Il verdetto d’aula fotografa una coalizione tutt’altro che monolitica: cinque voti favorevoli e cinque contrari. A sostenere il manager, in uscita dalla Pianificazione strategica dell’assessorato alla Salute, sono stati Laccoto (Lega), Abbate (Dc), Zitelli (FdI), Intravaia e Pellegrino (FI). Sul fronte opposto, al compatto asse delle opposizioni (Pd, M5S e Sud chiama Nord), si è saldato il voto di Ludovico Balsamo. Una mossa, quella dei Popolari e Autonomisti, che segna una netta dissonanza rispetto agli alleati di governo.

Un anno di trincea

La nomina di Iacolino non è stata una semplice pratica burocratica, ma una vera e propria guerra di posizione iniziata nell’aprile 2025. Allora, il tentativo del governatore Renato Schifani di blindare il dirigente con una proroga biennale era stato stoppato dai veti incrociati di Fratelli d’Italia e di una parte della stessa Forza Italia.

Le contestazioni si sono concentrate per mesi su due fronti. I requisiti: Il precedente licenziamento dall’Asp di Siracusa, derubricato dalla Regione a semplice “recesso unilaterale” per superare lo scoglio dell’incandidabilità. Le ombre normative: Le denunce della deputata azzurra Margherita La Rocca Ruvolo su presunte violazioni Anac, che avevano portato Iacolino persino davanti alla commissione regionale Antimafia.

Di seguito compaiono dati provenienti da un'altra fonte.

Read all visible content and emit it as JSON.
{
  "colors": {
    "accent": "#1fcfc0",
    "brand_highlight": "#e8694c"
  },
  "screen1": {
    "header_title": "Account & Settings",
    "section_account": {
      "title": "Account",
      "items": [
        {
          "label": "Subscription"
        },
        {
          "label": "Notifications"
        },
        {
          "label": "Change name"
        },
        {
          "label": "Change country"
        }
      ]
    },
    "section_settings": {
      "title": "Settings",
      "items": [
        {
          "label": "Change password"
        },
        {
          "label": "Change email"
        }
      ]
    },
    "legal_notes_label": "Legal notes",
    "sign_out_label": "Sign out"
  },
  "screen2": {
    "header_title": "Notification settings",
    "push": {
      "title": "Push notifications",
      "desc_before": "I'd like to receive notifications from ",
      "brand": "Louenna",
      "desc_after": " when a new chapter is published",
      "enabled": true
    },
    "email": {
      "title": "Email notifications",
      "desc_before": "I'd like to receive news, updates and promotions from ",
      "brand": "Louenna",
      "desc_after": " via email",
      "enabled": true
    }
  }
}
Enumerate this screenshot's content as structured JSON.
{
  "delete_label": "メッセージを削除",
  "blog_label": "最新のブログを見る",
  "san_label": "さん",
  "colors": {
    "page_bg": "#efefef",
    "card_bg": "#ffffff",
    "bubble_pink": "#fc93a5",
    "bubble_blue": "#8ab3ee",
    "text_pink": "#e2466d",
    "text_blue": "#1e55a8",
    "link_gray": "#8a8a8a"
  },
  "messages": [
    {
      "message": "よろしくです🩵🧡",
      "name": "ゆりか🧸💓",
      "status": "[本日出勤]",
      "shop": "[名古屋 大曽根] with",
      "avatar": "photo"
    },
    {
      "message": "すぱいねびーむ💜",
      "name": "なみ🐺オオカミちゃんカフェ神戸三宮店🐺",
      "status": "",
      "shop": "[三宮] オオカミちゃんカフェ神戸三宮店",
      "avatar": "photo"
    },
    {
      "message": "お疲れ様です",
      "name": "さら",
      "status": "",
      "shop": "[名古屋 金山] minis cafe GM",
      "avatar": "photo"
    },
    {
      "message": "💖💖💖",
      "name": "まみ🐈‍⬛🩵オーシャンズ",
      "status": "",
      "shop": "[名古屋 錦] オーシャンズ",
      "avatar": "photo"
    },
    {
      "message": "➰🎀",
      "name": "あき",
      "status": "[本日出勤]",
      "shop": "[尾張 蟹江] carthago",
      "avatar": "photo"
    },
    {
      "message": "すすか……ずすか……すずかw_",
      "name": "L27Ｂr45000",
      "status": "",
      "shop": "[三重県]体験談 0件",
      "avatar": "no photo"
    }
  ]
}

Il trasloco e l’effetto domino

Con il via libera odierno, Iacolino prepara gli scatoloni per il trasferimento a Messina, lasciando libera la poltrona di Piazza Ziino. Il futuro della Pianificazione strategica resta, per ora, un rebus: l’interpello pubblicato a luglio dalla Regione è rimasto rigorosamente top secret, ma i tempi stringono.

La successione di Iacolino si intreccia inevitabilmente con il rimpasto di giunta atteso entro la fine di marzo. Un incastro di deleghe e nomine che servirà a Schifani per puntellare un governo che, come dimostrato dal voto odierno, continua a muoversi su un equilibrio precario.